With the model compiled, training data and hyper-parameters are provided for training.

model.fit(x_train, y_train,
          epochs=num_epochs,
          batch_size=batch_size);

Epoch 1/20
60000/60000 [==============================] - 4s 70us/step - loss: 0.2390 - acc: 0.9286
Epoch 2/20
60000/60000 [==============================] - 4s 68us/step - loss: 0.0922 - acc: 0.9716
Epoch 3/20
60000/60000 [==============================] - 4s 68us/step - loss: 0.0662 - acc: 0.9798
Epoch 4/20
60000/60000 [==============================] - 4s 66us/step - loss: 0.0513 - acc: 0.9839
Epoch 5/20
60000/60000 [==============================] - 4s 66us/step - loss: 0.0409 - acc: 0.9870
Epoch 6/20
60000/60000 [==============================] - 4s 69us/step - loss: 0.0343 - acc: 0.9886
Epoch 7/20
60000/60000 [==============================] - 4s 69us/step - loss: 0.0318 - acc: 0.9900
Epoch 8/20
60000/60000 [==============================] - 4s 69us/step - loss: 0.0272 - acc: 0.9911
Epoch 9/20
60000/60000 [==============================] - 4s 69us/step - loss: 0.0233 - acc: 0.9926
Epoch 10/20
60000/60000 [==============================] - 4s 69us/step - loss: 0.0217 - acc: 0.9935
Epoch 11/20
60000/60000 [==============================] - 4s 69us/step - loss: 0.0198 - acc: 0.9938
Epoch 12/20
60000/60000 [==============================] - 4s 68us/step - loss: 0.0172 - acc: 0.9948
Epoch 13/20
60000/60000 [==============================] - 4s 67us/step - loss: 0.0166 - acc: 0.9949
Epoch 14/20
60000/60000 [==============================] - 4s 66us/step - loss: 0.0141 - acc: 0.9955
Epoch 15/20
60000/60000 [==============================] - 4s 66us/step - loss: 0.0180 - acc: 0.9945
Epoch 16/20
60000/60000 [==============================] - 4s 69us/step - loss: 0.0142 - acc: 0.9957
Epoch 17/20
60000/60000 [==============================] - 4s 67us/step - loss: 0.0118 - acc: 0.9964
Epoch 18/20
60000/60000 [==============================] - 4s 66us/step - loss: 0.0132 - acc: 0.9960
Epoch 19/20
60000/60000 [==============================] - 4s 66us/step - loss: 0.0121 - acc: 0.9962
Epoch 20/20
60000/60000 [==============================] - 4s 68us/step - loss: 0.0109 - acc: 0.9968

It looks like the model will have a high accuracy, though there is the chance of overfitting. The model is evaluated against the test data, and as we can see from below, a good accuracy is obtained. The combination of a drop in the accuracy, and the high accuracy obtained when learning suggest that some over-fitting might be happening. In this instance I am not too worried, as the objective was to draw a basic comparison between native Tensorflow and Keras.

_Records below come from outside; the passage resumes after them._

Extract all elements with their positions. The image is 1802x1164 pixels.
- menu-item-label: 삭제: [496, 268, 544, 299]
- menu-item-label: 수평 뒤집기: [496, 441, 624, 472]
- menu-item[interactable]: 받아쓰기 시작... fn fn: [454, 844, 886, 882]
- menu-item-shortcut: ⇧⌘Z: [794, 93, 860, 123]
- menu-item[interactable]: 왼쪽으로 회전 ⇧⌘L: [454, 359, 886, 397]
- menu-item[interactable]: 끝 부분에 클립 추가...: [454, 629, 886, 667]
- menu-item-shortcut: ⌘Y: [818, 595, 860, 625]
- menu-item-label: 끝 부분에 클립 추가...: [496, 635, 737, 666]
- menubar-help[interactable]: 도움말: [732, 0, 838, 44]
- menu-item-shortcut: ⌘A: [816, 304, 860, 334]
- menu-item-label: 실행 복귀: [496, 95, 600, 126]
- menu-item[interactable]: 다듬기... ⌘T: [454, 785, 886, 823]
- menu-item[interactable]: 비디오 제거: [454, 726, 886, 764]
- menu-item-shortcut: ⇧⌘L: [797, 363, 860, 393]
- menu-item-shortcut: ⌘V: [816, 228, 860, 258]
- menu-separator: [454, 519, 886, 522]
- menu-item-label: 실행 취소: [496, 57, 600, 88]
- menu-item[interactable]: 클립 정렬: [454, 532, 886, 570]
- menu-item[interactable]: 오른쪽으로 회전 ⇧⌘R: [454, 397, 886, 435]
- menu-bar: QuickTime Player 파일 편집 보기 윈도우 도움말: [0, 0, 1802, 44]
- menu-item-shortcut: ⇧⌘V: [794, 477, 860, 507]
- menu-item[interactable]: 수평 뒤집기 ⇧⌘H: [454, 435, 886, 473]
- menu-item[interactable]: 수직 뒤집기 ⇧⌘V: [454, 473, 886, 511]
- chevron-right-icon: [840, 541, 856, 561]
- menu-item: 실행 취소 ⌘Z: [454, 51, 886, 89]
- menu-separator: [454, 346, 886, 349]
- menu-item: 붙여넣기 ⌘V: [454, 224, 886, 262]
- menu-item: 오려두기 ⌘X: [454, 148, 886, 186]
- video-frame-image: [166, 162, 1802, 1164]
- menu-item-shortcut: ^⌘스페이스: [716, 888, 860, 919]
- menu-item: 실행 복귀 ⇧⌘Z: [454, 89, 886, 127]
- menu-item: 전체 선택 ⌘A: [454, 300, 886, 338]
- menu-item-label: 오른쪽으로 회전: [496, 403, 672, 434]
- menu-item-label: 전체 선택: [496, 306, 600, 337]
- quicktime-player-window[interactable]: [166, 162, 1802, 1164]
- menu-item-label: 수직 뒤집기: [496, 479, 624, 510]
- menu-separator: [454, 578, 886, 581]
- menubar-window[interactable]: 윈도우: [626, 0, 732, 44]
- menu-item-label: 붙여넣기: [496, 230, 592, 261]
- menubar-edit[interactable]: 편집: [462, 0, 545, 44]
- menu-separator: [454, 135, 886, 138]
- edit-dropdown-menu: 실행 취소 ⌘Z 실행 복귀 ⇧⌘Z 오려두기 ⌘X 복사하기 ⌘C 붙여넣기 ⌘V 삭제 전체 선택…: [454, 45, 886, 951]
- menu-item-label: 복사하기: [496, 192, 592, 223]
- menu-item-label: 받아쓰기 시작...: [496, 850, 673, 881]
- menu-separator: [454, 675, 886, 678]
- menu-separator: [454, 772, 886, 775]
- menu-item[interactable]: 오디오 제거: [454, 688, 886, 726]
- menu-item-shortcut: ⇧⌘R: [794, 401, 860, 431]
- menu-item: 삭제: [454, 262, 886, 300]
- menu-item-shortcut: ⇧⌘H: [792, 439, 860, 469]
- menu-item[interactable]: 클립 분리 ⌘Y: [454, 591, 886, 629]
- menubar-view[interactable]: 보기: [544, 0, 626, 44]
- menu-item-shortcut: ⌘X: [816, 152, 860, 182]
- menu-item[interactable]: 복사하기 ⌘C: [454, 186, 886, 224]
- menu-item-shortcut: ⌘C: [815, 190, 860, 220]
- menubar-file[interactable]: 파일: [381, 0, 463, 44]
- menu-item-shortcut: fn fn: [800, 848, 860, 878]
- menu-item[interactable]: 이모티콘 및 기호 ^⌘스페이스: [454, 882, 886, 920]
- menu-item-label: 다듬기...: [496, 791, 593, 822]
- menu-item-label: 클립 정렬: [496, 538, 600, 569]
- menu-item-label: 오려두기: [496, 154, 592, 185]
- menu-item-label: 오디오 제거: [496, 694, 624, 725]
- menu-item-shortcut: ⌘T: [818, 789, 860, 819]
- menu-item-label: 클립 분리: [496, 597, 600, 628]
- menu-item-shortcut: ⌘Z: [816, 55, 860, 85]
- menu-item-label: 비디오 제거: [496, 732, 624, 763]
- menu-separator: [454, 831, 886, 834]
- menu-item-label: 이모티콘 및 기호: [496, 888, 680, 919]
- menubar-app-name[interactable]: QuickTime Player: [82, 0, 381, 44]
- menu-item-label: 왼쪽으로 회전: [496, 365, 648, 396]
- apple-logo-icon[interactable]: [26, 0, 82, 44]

score = model.evaluate(x_test, y_test, batch_size=batch_size)
print('Model accuracy is', score[1])

10000/10000 [==============================] - 0s 30us/step
Model accuracy is 0.979100008011

In conclusion, it was significantly easier to get a model up and running using Keras rather than native Tensorflow. The significant difference between the two models was the clarity and conciseness of the code when working in Keras (plus Keras also has fantastic documentation). Not only does this make is easier to conceptualise and understand what is happening with the model, but the ease of understanding also helps to speed up model design iteration. Though I also want to look at this model again in Julia, for now all standard neural net models that I generate will be done through Keras and not native Tensorflow.